HIV cardiovascular risk equal to risk from diabetes, study finds
HIV infection increases the risk of atherosclerosis – hardening and thickening of the arteries from plaque – by the same amount that traditional risk factors such as diabetes or smoking do, according to a study led by researchers from the San Francisco VA Medical Center and the University of California, San Francisco.
The results are significant because of the potential implications for treatment of an increasingly long-lived – and aging – cohort of HIV infected people, according to lead author Carl Grunfeld, MD, PhD, an endocrinologist at SFVAMC and a professor of medicine at UCSF.
He explains that when doctors examine patients, they classify the patients’ risk of atherosclerosis as low, intermediate, or high. Aggressive lipid-lowering drugs are recommended for high-risk patients, whereas treatment for intermediate-risk patients is “a judgment call” on the part of the physician. “Since HIV confers the same risk as diabetes,” says Grunfeld, “we would recommend that HIV infected patients in the intermediate-risk group be treated as if they are in the high-risk group.”
Grunfeld emphasizes that the impact on atherosclerosis is separate from the known effects of HIV and HIV medications on other cardiovascular risk factors – decreasing HDL or good cholesterol and increasing bad cholesterol, as well as being associated with an increased risk of diabetes. “This study indicates that HIV accelerates atherosclerosis on its own, in addition to those effects,” he says.
The study, which appears in the online “Published Ahead-of-Print” section of the journal AIDS, looked at 433 HIV infected subjects and 5,749 uninfected controls. Using ultrasound, the researchers measured the thickness of each participant’s carotid artery, a validated measure of atherosclerosis and of heart disease risk.
After adjusting for demographics – age, gender, and race – and traditional cardiovascular risk factors – blood pressure, HDL, total cholesterol, diabetes, and smoking – the authors saw that HIV infection is associated with the same magnitude of carotid arterial thickening as that associated with diabetes and smoking.

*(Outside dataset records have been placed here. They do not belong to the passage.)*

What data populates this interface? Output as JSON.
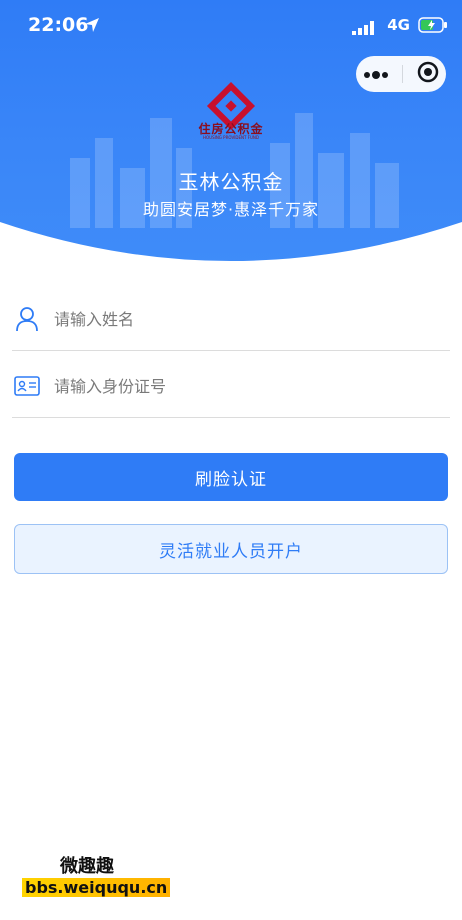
{
  "status_bar": {
    "time": "22:06",
    "network": "4G"
  },
  "capsule": {
    "more_icon": "more-dots-icon",
    "close_icon": "target-circle-icon"
  },
  "brand": {
    "logo_text": "住房公积金",
    "logo_subtext": "HOUSING PROVIDENT FUND"
  },
  "header": {
    "title": "玉林公积金",
    "slogan": "助圆安居梦·惠泽千万家"
  },
  "form": {
    "name_placeholder": "请输入姓名",
    "id_placeholder": "请输入身份证号",
    "name_icon": "user-icon",
    "id_icon": "id-card-icon"
  },
  "actions": {
    "face_auth_label": "刷脸认证",
    "flex_employment_label": "灵活就业人员开户"
  },
  "watermark": {
    "top": "微趣趣",
    "bottom": "bbs.weiququ.cn"
  },
  "colors": {
    "primary": "#2f7cf6",
    "brand_red": "#c8102e"
  }
}
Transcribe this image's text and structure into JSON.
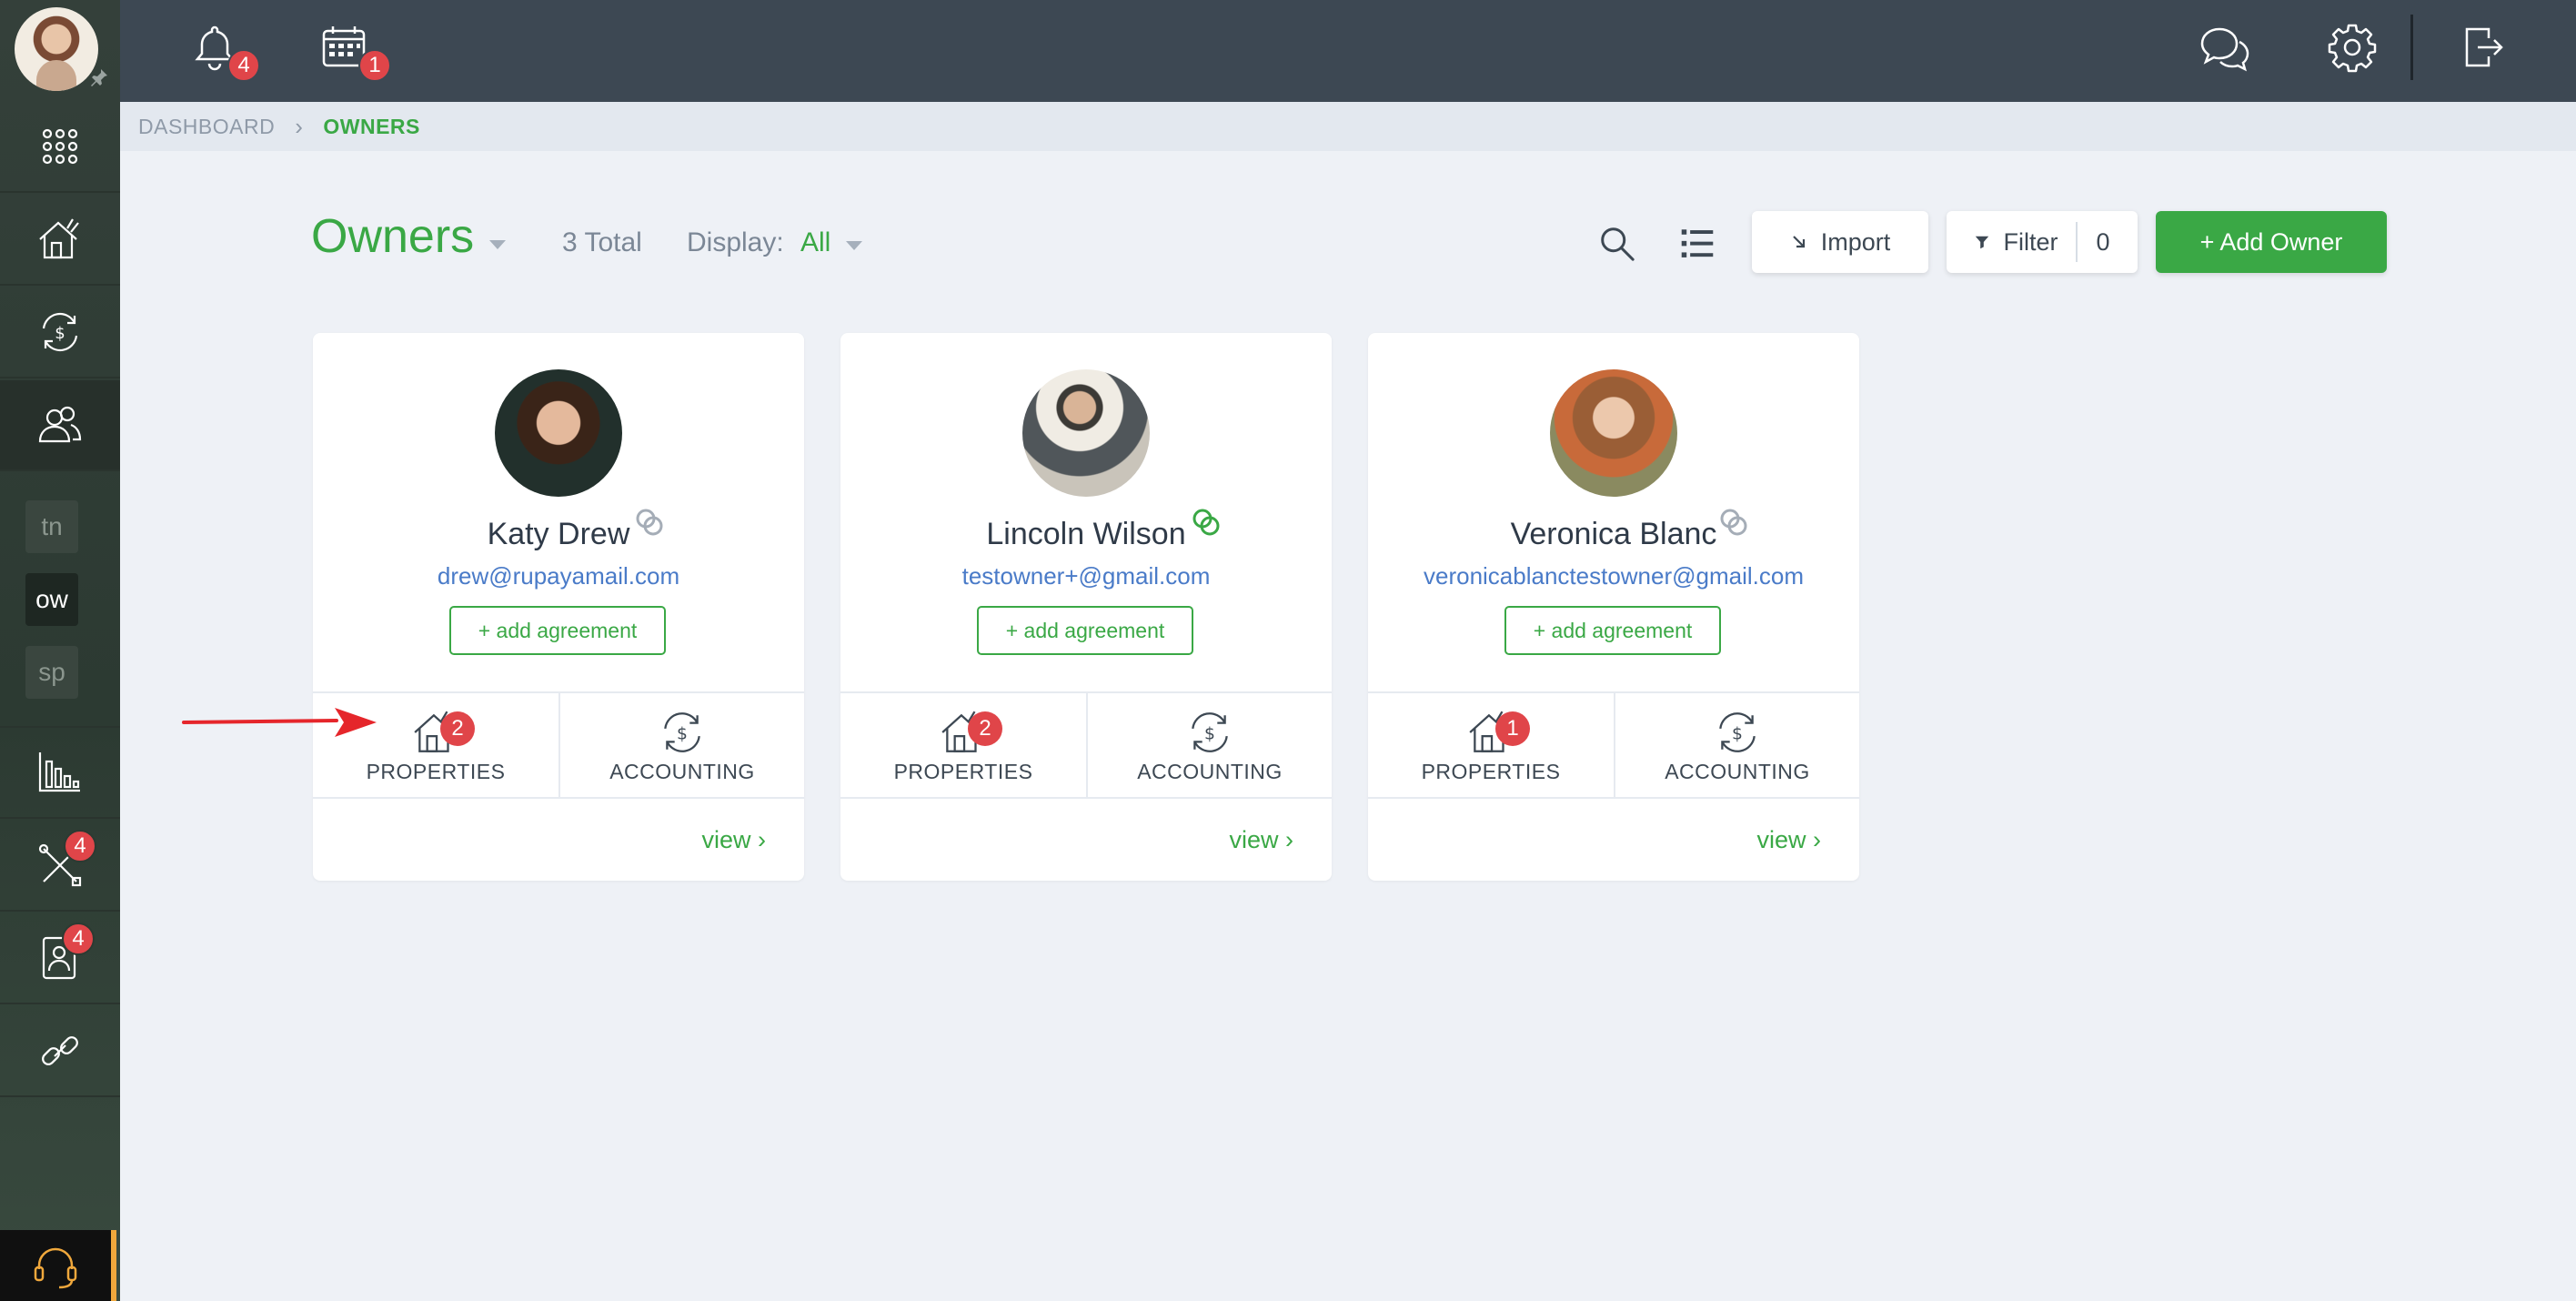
{
  "topbar": {
    "notifications_count": "4",
    "calendar_count": "1",
    "icons": [
      "bell-icon",
      "calendar-icon",
      "chat-icon",
      "gear-icon",
      "logout-icon"
    ]
  },
  "sidebar": {
    "squares": [
      "tn",
      "ow",
      "sp"
    ],
    "maintenance_count": "4",
    "tenants_count": "4",
    "icons": [
      "apps-grid-icon",
      "properties-icon",
      "accounting-icon",
      "owners-icon",
      "reports-icon",
      "maintenance-icon",
      "tenants-icon",
      "link-icon",
      "headset-icon"
    ]
  },
  "breadcrumb": {
    "root": "DASHBOARD",
    "current": "OWNERS"
  },
  "header": {
    "title": "Owners",
    "total": "3 Total",
    "display_label": "Display:",
    "display_value": "All",
    "import_label": "Import",
    "filter_label": "Filter",
    "filter_count": "0",
    "add_label": "+ Add Owner"
  },
  "owners": [
    {
      "name": "Katy Drew",
      "email": "drew@rupayamail.com",
      "agreement_label": "+ add agreement",
      "properties_label": "PROPERTIES",
      "properties_count": "2",
      "accounting_label": "ACCOUNTING",
      "view_label": "view",
      "linked": false
    },
    {
      "name": "Lincoln Wilson",
      "email": "testowner+@gmail.com",
      "agreement_label": "+ add agreement",
      "properties_label": "PROPERTIES",
      "properties_count": "2",
      "accounting_label": "ACCOUNTING",
      "view_label": "view",
      "linked": true
    },
    {
      "name": "Veronica Blanc",
      "email": "veronicablanctestowner@gmail.com",
      "agreement_label": "+ add agreement",
      "properties_label": "PROPERTIES",
      "properties_count": "1",
      "accounting_label": "ACCOUNTING",
      "view_label": "view",
      "linked": false
    }
  ],
  "colors": {
    "accent": "#3aa845",
    "topbar": "#3d4853",
    "badge": "#e04549",
    "link": "#4a7bc8",
    "annotation_arrow": "#e5262b"
  }
}
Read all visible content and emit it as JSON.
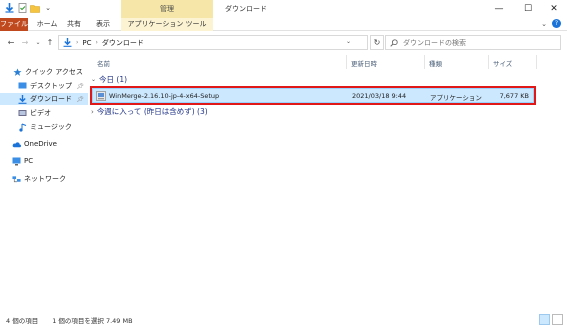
{
  "titlebar": {
    "manage_tab": "管理",
    "title": "ダウンロード",
    "minimize": "—",
    "maximize": "☐",
    "close": "✕"
  },
  "ribbon": {
    "tabs": [
      "ファイル",
      "ホーム",
      "共有",
      "表示",
      "アプリケーション ツール"
    ],
    "collapse": "⌄",
    "help": "?"
  },
  "nav": {
    "back": "←",
    "forward": "→",
    "recent": "⌄",
    "up": "↑",
    "breadcrumb": [
      "PC",
      "ダウンロード"
    ],
    "address_dropdown": "⌄",
    "refresh": "↻",
    "search_placeholder": "ダウンロードの検索"
  },
  "sidebar": {
    "items": [
      {
        "label": "クイック アクセス"
      },
      {
        "label": "デスクトップ"
      },
      {
        "label": "ダウンロード"
      },
      {
        "label": "ビデオ"
      },
      {
        "label": "ミュージック"
      },
      {
        "label": "OneDrive"
      },
      {
        "label": "PC"
      },
      {
        "label": "ネットワーク"
      }
    ]
  },
  "columns": {
    "name": "名前",
    "date": "更新日時",
    "type": "種類",
    "size": "サイズ"
  },
  "groups": {
    "today": "今日 (1)",
    "this_week": "今週に入って (昨日は含めず) (3)"
  },
  "file": {
    "name": "WinMerge-2.16.10-jp-4-x64-Setup",
    "date": "2021/03/18 9:44",
    "type": "アプリケーション",
    "size": "7,677 KB"
  },
  "status": {
    "item_count": "4 個の項目",
    "selection": "1 個の項目を選択  7.49 MB"
  },
  "colors": {
    "accent": "#0078d7",
    "selection": "#cce8ff",
    "highlight_border": "#e01818",
    "file_tab": "#c04a1e",
    "manage_tab": "#f6e7a8"
  }
}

The effect is somewhat larger in women than in men, says Grunfeld, but is statistically significant in both genders.
HIV medications do not play a major role in this increased risk, according to Grunfeld, even though some of those medications are known to worsen cholesterol and increase diabetes: “This effect is so big that no drug or class of drugs stands out as being an effective contributor.”
The study does not examine possible reasons for the increased risk. However, notes Grunfeld, it is well-known that infection and inflammatory disease are associated with increased atherosclerosis, “and HIV is an infection that is accompanied by inflammation.”
Co-authors of the study are Chris Delany, PhD, of the University of Washington; Christine Wanke, MD, of Tufts Medical Center, Boston, Mass.; Judith S. Currier, MD, of UCLA; Rebecca Scherzer, PhD, of SFVAMC and UCSF; Mary Lou Biggs, PhD, of UW; Phyllis Tien, MD, and Michael Shlipak, MD, of SFVAMC and UCSF; Stephen Sidney, MD, of Kaiser Permanente, Oakland, Calif.; Joseph F. Polak, MD, MPH, of Tufts Medical Center; Daniel O’Leary, MD, of Carney Hospital, Boston, Mass.; Peter Bacchetti, PhD, of UCSF; and Richard A. Kronmal, PhD, of UW.
The study was supported by funds from the National Institutes of Health and the National Heart, Lung, and Blood Institute, some of which were administered by the Northern California Institute for Research and Education.
NCIRE - the Veterans Health Research Institute - is the largest research institute associated with a VA medical center. Its mission is to improve the health and well-being of veterans and the general public by supporting a world-class biomedical research program conducted by the UCSF faculty at SFVAMC.
SFVAMC has the largest medical research program in the national VA system, with more than 200 research scientists, all of whom are faculty members at UCSF.
UCSF is a leading university dedicated to promoting health worldwide through advanced biomedical research, graduate-level education in the life sciences and health professions, and excellence in patient care.